Kapten tim Lautaro Martinez dengan sang pelatih Cristian Chivu bersama-sama mereka mengangkat trofi Scudetto ke-21 Inter. Sebuah pencapaian tim yang menutup musim tak terlupakan.
Presiden dan CEO Inter Giuseppe Marotta menyatakan bahwa memenangkan Scudetto selalu merupakan pencapaian luar biasa. Ia mengaku gembira untuk semua orang di Inter.
“Inter pantas mendapatkan pencapaian luar biasa ini, akan ada beberapa perubahan namun perubahan tersebut akan membuat kita maju daripada melakukan revolusi,” ujar Marotta dilansir laman Inter, Senin, 18 Mei 2026.
“Ada pemain yang karena usia harus dievaluasi. Ini merupakan bagian alami dari sepak bola ketika sebuah siklus berakhir,” ucapnya.

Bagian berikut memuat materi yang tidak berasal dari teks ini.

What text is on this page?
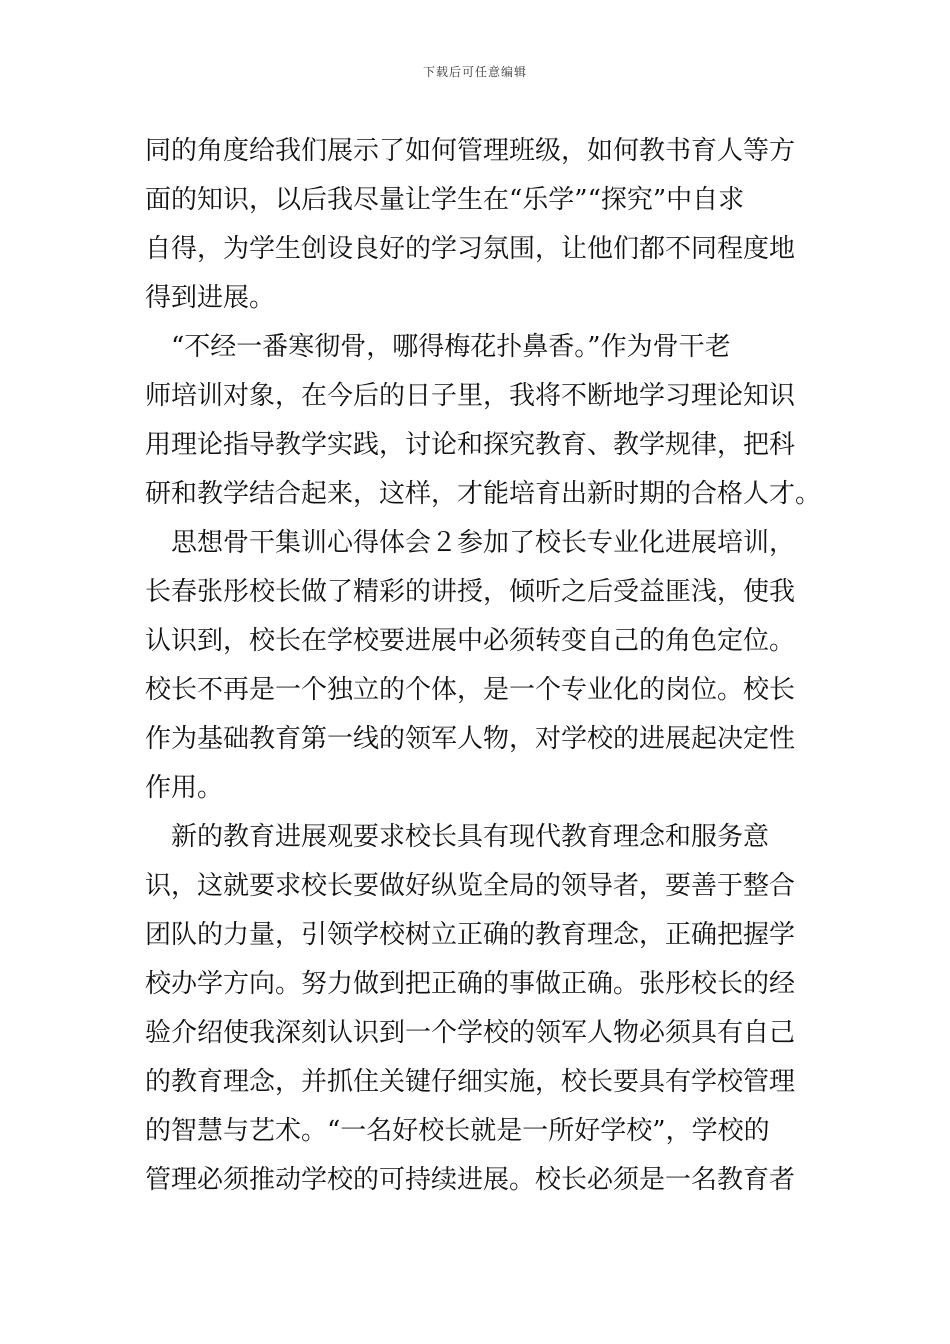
下载后可任意编辑
同的角度给我们展示了如何管理班级，如何教书育人等方
面的知识，以后我尽量让学生在“乐学”“探究”中自求
自得，为学生创设良好的学习氛围，让他们都不同程度地
得到进展。
　“不经一番寒彻骨，哪得梅花扑鼻香。”作为骨干老
师培训对象，在今后的日子里，我将不断地学习理论知识
用理论指导教学实践，讨论和探究教育、教学规律，把科
研和教学结合起来，这样，才能培育出新时期的合格人才。
　思想骨干集训心得体会２参加了校长专业化进展培训，
长春张彤校长做了精彩的讲授，倾听之后受益匪浅，使我
认识到，校长在学校要进展中必须转变自己的角色定位。
校长不再是一个独立的个体，是一个专业化的岗位。校长
作为基础教育第一线的领军人物，对学校的进展起决定性
作用。
　新的教育进展观要求校长具有现代教育理念和服务意
识，这就要求校长要做好纵览全局的领导者，要善于整合
团队的力量，引领学校树立正确的教育理念，正确把握学
校办学方向。努力做到把正确的事做正确。张彤校长的经
验介绍使我深刻认识到一个学校的领军人物必须具有自己
的教育理念，并抓住关键仔细实施，校长要具有学校管理
的智慧与艺术。“一名好校长就是一所好学校”，学校的
管理必须推动学校的可持续进展。校长必须是一名教育者
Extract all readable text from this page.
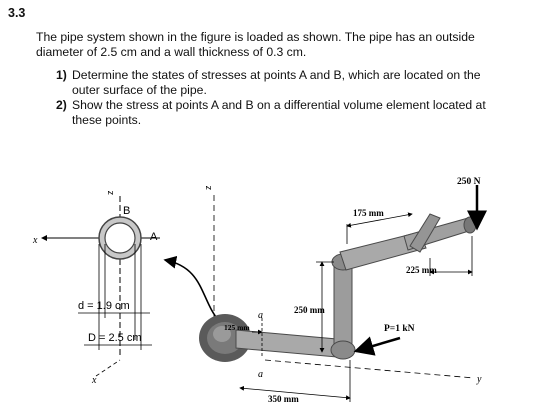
3.3
The pipe system shown in the figure is loaded as shown. The pipe has an outside diameter of 2.5 cm and a wall thickness of 0.3 cm.
1) Determine the states of stresses at points A and B, which are located on the outer surface of the pipe.
2) Show the stress at points A and B on a differential volume element located at these points.
z
x
B
A
d = 1.9 cm
D = 2.5 cm
x
z
y
250 N
P=1 kN
175 mm
225 mm
250 mm
125 mm
a
a
350 mm
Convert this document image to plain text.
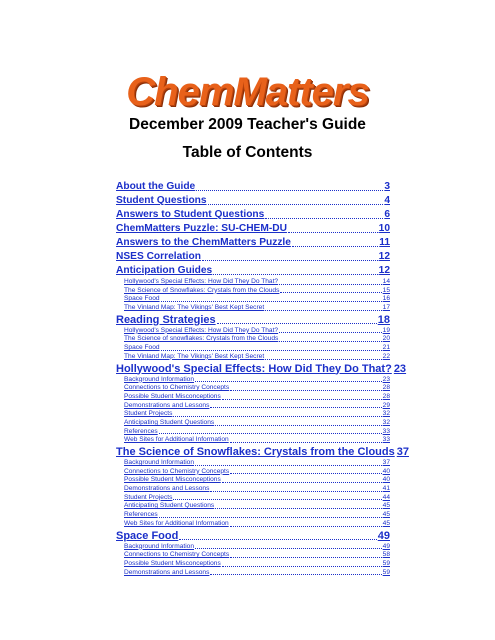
ChemMatters
December 2009 Teacher's Guide
Table of Contents
About the Guide	3
Student Questions	4
Answers to Student Questions	6
ChemMatters Puzzle: SU-CHEM-DU	10
Answers to the ChemMatters Puzzle	11
NSES Correlation	12
Anticipation Guides	12
Hollywood's Special Effects: How Did They Do That?	14
The Science of Snowflakes: Crystals from the Clouds	15
Space Food	16
The Vinland Map: The Vikings' Best Kept Secret	17
Reading Strategies	18
Hollywood's Special Effects: How Did They Do That?	19
The Science of snowflakes: Crystals from the Clouds	20
Space Food	21
The Vinland Map: The Vikings' Best Kept Secret	22
Hollywood's Special Effects: How Did They Do That? 23
Background Information	23
Connections to Chemistry Concepts	28
Possible Student Misconceptions	28
Demonstrations and Lessons	29
Student Projects	32
Anticipating Student Questions	32
References	33
Web Sites for Additional Information	33
The Science of Snowflakes: Crystals from the Clouds 37
Background Information	37
Connections to Chemistry Concepts	40
Possible Student Misconceptions	40
Demonstrations and Lessons	41
Student Projects	44
Anticipating Student Questions	45
References	45
Web Sites for Additional Information	45
Space Food	49
Background Information	49
Connections to Chemistry Concepts	58
Possible Student Misconceptions	59
Demonstrations and Lessons	59
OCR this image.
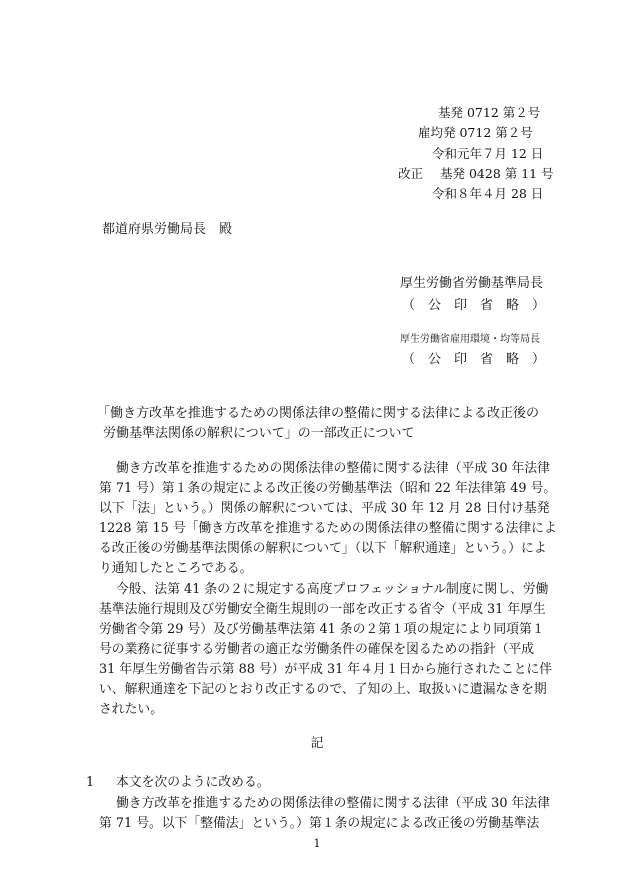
基発 0712 第２号
雇均発 0712 第２号
令和元年７月 12 日
改正 基発 0428 第 11 号
令和８年４月 28 日
都道府県労働局長　殿
厚生労働省労働基準局長
（　公　印　省　略　）
厚生労働省雇用環境・均等局長
（　公　印　省　略　）
「働き方改革を推進するための関係法律の整備に関する法律による改正後の
労働基準法関係の解釈について」の一部改正について
働き方改革を推進するための関係法律の整備に関する法律（平成 30 年法律
第 71 号）第１条の規定による改正後の労働基準法（昭和 22 年法律第 49 号。
以下「法」という。）関係の解釈については、平成 30 年 12 月 28 日付け基発
1228 第 15 号「働き方改革を推進するための関係法律の整備に関する法律によ
る改正後の労働基準法関係の解釈について」（以下「解釈通達」という。）によ
り通知したところである。
今般、法第 41 条の２に規定する高度プロフェッショナル制度に関し、労働
基準法施行規則及び労働安全衛生規則の一部を改正する省令（平成 31 年厚生
労働省令第 29 号）及び労働基準法第 41 条の２第１項の規定により同項第１
号の業務に従事する労働者の適正な労働条件の確保を図るための指針（平成
31 年厚生労働省告示第 88 号）が平成 31 年４月１日から施行されたことに伴
い、解釈通達を下記のとおり改正するので、了知の上、取扱いに遺漏なきを期
されたい。
記
1 本文を次のように改める。
働き方改革を推進するための関係法律の整備に関する法律（平成 30 年法律
第 71 号。以下「整備法」という。）第１条の規定による改正後の労働基準法
1
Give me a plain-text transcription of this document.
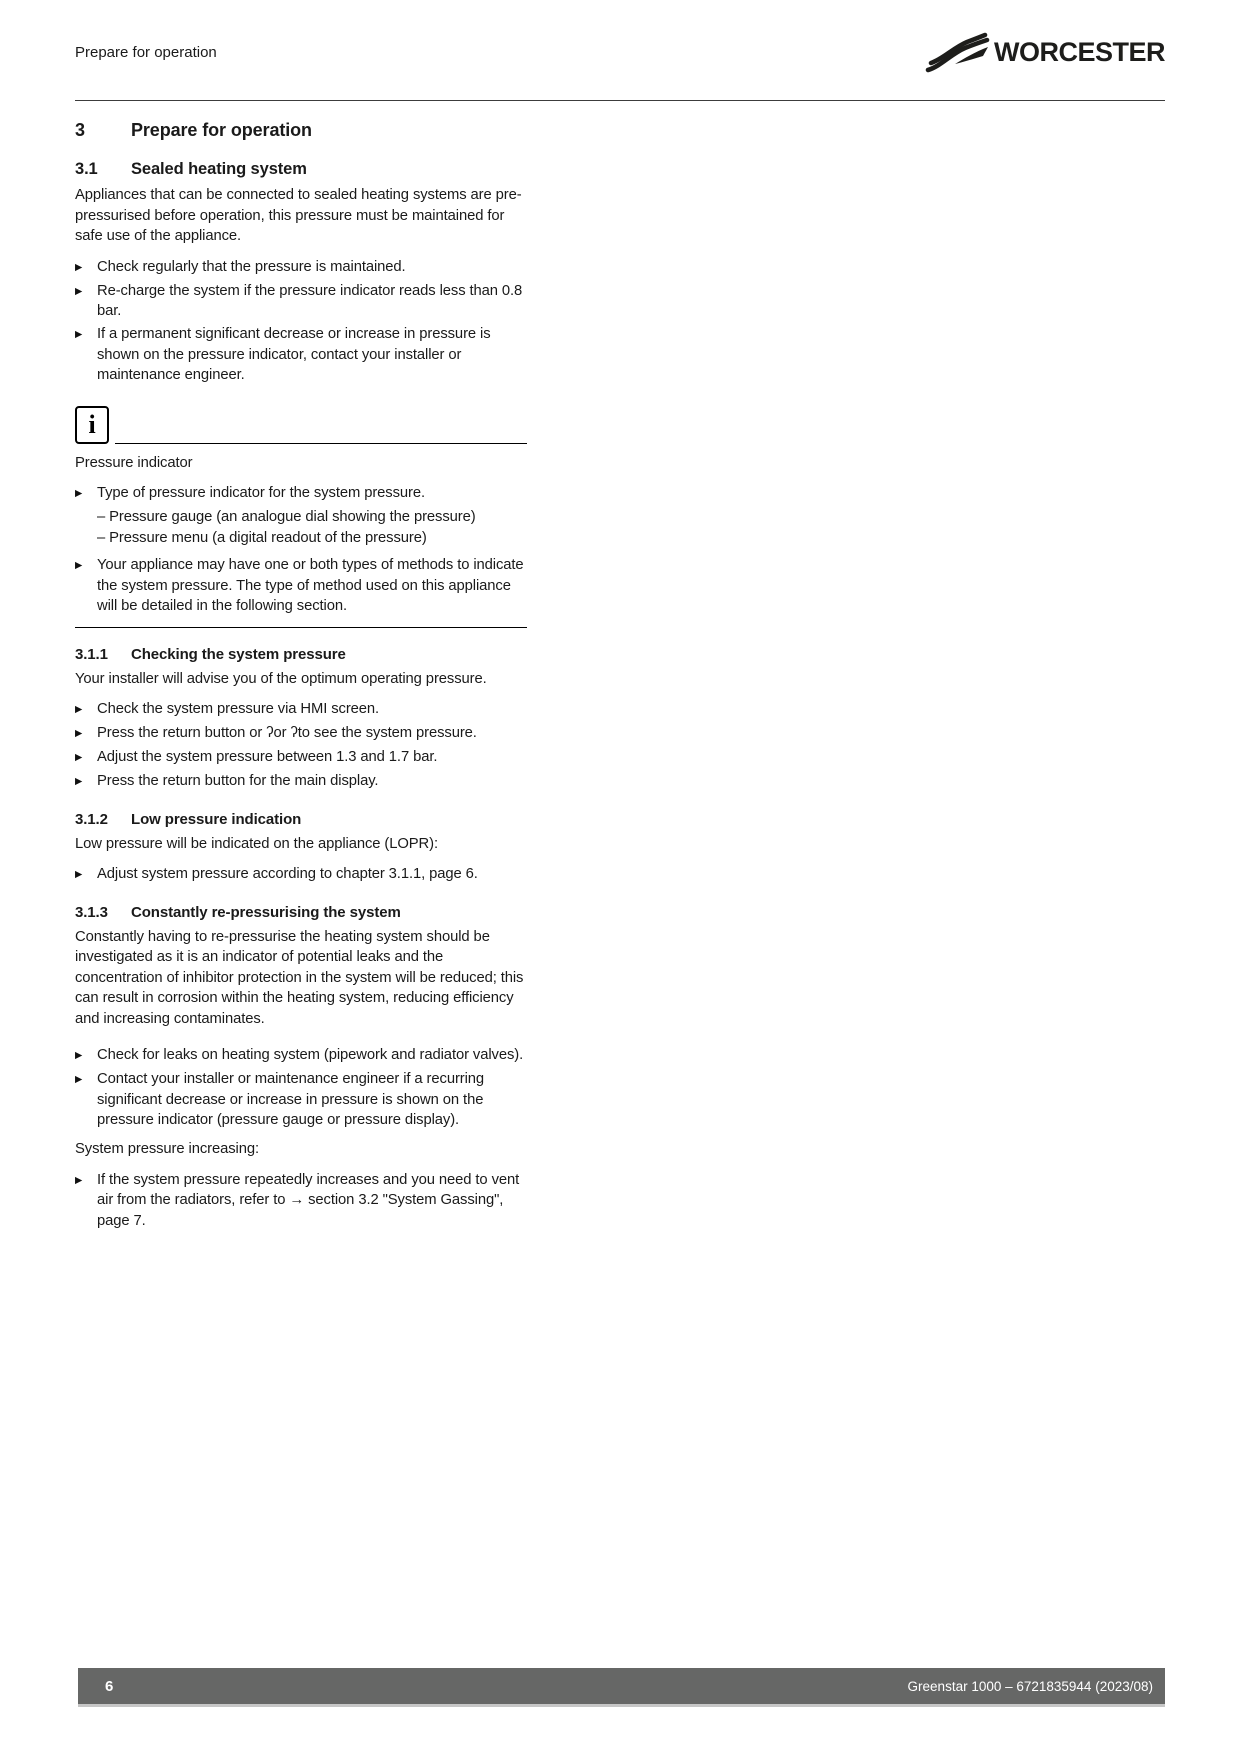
Prepare for operation	WORCESTER
3	Prepare for operation
3.1	Sealed heating system

Appliances that can be connected to sealed heating systems are pre-pressurised before operation, this pressure must be maintained for safe use of the appliance.

▶ Check regularly that the pressure is maintained.
▶ Re-charge the system if the pressure indicator reads less than 0.8 bar.
▶ If a permanent significant decrease or increase in pressure is shown on the pressure indicator, contact your installer or maintenance engineer.
i

Pressure indicator

▶ Type of pressure indicator for the system pressure.
– Pressure gauge (an analogue dial showing the pressure)
– Pressure menu (a digital readout of the pressure)
▶ Your appliance may have one or both types of methods to indicate the system pressure. The type of method used on this appliance will be detailed in the following section.
3.1.1	Checking the system pressure

Your installer will advise you of the optimum operating pressure.

▶ Check the system pressure via HMI screen.
▶ Press the return button or ʔor ʔto see the system pressure.
▶ Adjust the system pressure between 1.3 and 1.7 bar.
▶ Press the return button for the main display.
3.1.2	Low pressure indication

Low pressure will be indicated on the appliance (LOPR):

▶ Adjust system pressure according to chapter 3.1.1, page 6.
3.1.3	Constantly re-pressurising the system

Constantly having to re-pressurise the heating system should be investigated as it is an indicator of potential leaks and the concentration of inhibitor protection in the system will be reduced; this can result in corrosion within the heating system, reducing efficiency and increasing contaminates.

▶ Check for leaks on heating system (pipework and radiator valves).
▶ Contact your installer or maintenance engineer if a recurring significant decrease or increase in pressure is shown on the pressure indicator (pressure gauge or pressure display).

System pressure increasing:

▶ If the system pressure repeatedly increases and you need to vent air from the radiators, refer to → section 3.2 "System Gassing", page 7.
6	Greenstar 1000 – 6721835944 (2023/08)
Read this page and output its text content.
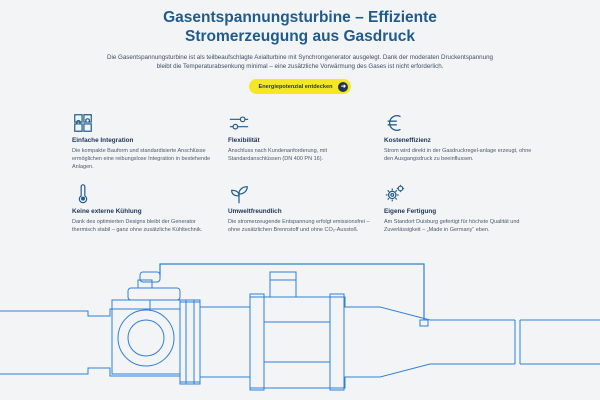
Gasentspannungsturbine – Effiziente
Stromerzeugung aus Gasdruck

Die Gasentspannungsturbine ist als teilbeaufschlagte Axialturbine mit Synchrongenerator ausgelegt. Dank der moderaten Druckentspannung bleibt die Temperaturabsenkung minimal – eine zusätzliche Vorwärmung des Gases ist nicht erforderlich.

Energiepotenzial entdecken	➜
Einfache Integration

Die kompakte Bauform und standardisierte Anschlüsse ermöglichen eine reibungslose Integration in bestehende Anlagen.

Flexibilität

Anschluss nach Kundenanforderung, mit Standardanschlüssen (DN 400 PN 16).

Kosteneffizienz

Strom wird direkt in der Gasdruckregel-anlage erzeugt, ohne den Ausgangsdruck zu beeinflussen.

Keine externe Kühlung

Dank des optimierten Designs bleibt der Generator thermisch stabil – ganz ohne zusätzliche Kühltechnik.

Umweltfreundlich

Die stromerzeugende Entspannung erfolgt emissionsfrei – ohne zusätzlichen Brennstoff und ohne CO₂-Ausstoß.

Eigene Fertigung

Am Standort Duisburg gefertigt für höchste Qualität und Zuverlässigkeit – „Made in Germany“ eben.
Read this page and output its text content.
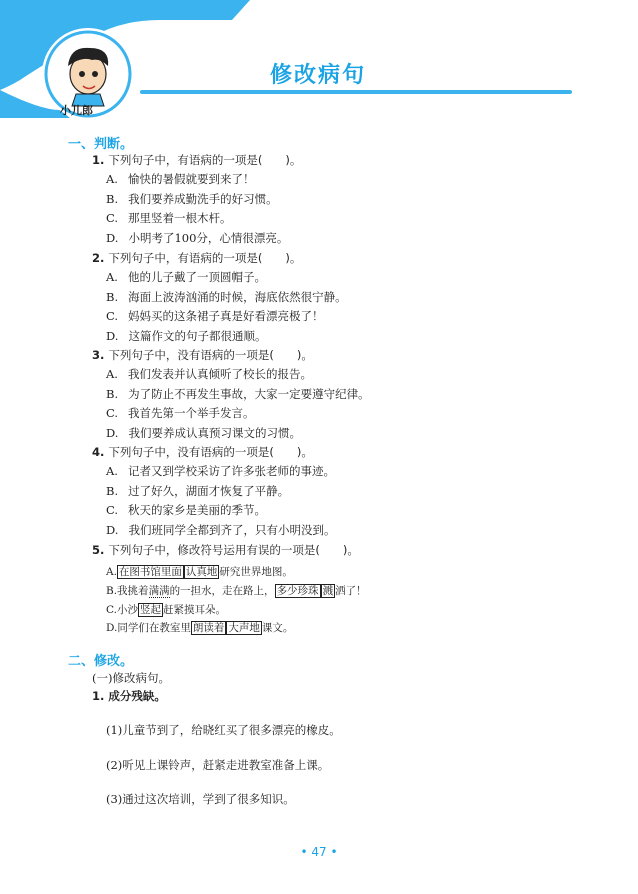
修改病句
小儿郎
一、判断。
1. 下列句子中，有语病的一项是(　　)。
A. 愉快的暑假就要到来了！
B. 我们要养成勤洗手的好习惯。
C. 那里竖着一根木杆。
D. 小明考了100分，心情很漂亮。
2. 下列句子中，有语病的一项是(　　)。
A. 他的儿子戴了一顶圆帽子。
B. 海面上波涛汹涌的时候，海底依然很宁静。
C. 妈妈买的这条裙子真是好看漂亮极了！
D. 这篇作文的句子都很通顺。
3. 下列句子中，没有语病的一项是(　　)。
A. 我们发表并认真倾听了校长的报告。
B. 为了防止不再发生事故，大家一定要遵守纪律。
C. 我首先第一个举手发言。
D. 我们要养成认真预习课文的习惯。
4. 下列句子中，没有语病的一项是(　　)。
A. 记者又到学校采访了许多张老师的事迹。
B. 过了好久，湖面才恢复了平静。
C. 秋天的家乡是美丽的季节。
D. 我们班同学全都到齐了，只有小明没到。
5. 下列句子中，修改符号运用有误的一项是(　　)。
A. 在图书馆里面 认真地 研究世界地图。
B.我挑着满满的一担水，走在路上， 多少珍珠 溅 洒了！
C.小沙 竖起 赶紧摸耳朵。
D.同学们在教室里 朗读着 大声地 课文。
二、修改。
(一)修改病句。
1. 成分残缺。
(1)儿童节到了，给晓红买了很多漂亮的橡皮。
(2)听见上课铃声，赶紧走进教室准备上课。
(3)通过这次培训，学到了很多知识。
• 47 •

Tujuan Inter adalah membangun skuad yang menggabungkan pemain muda dan pengalaman, dengan fondasi yang sangat kuat. Marotta menyoroti bahwa empat pemain dari akademi berada di lapangan hari ini, dan itulah jalan yang ingin terus ditempuh Inter.
Perayaan Scudetto menjadi penutup musim, selain sebelumnnya Inter juga meraih Coppa Italia, mengukuhkan dominasi di kompetisi domestik. Para penggemar di Meazza, Milano, dan di seluruh dunia larut dalam kegembiraan menyaksikan tim kesayangan mereka mengangkat trofi.
San Siro menjadi saksi bisu kebahagiaan para pemain, staf, dan suporter yang memadati stadion. Lautaro Martinez sebagai kapten memimpin prosesi pengangkatan trofi, disambut sorak sorai puluhan ribu pendukung.
Trofi ke-21 ini menambah koleksi sejarah Inter, mengukuhkan posisi mereka sebagai salah satu raksasa sepak bola Italia.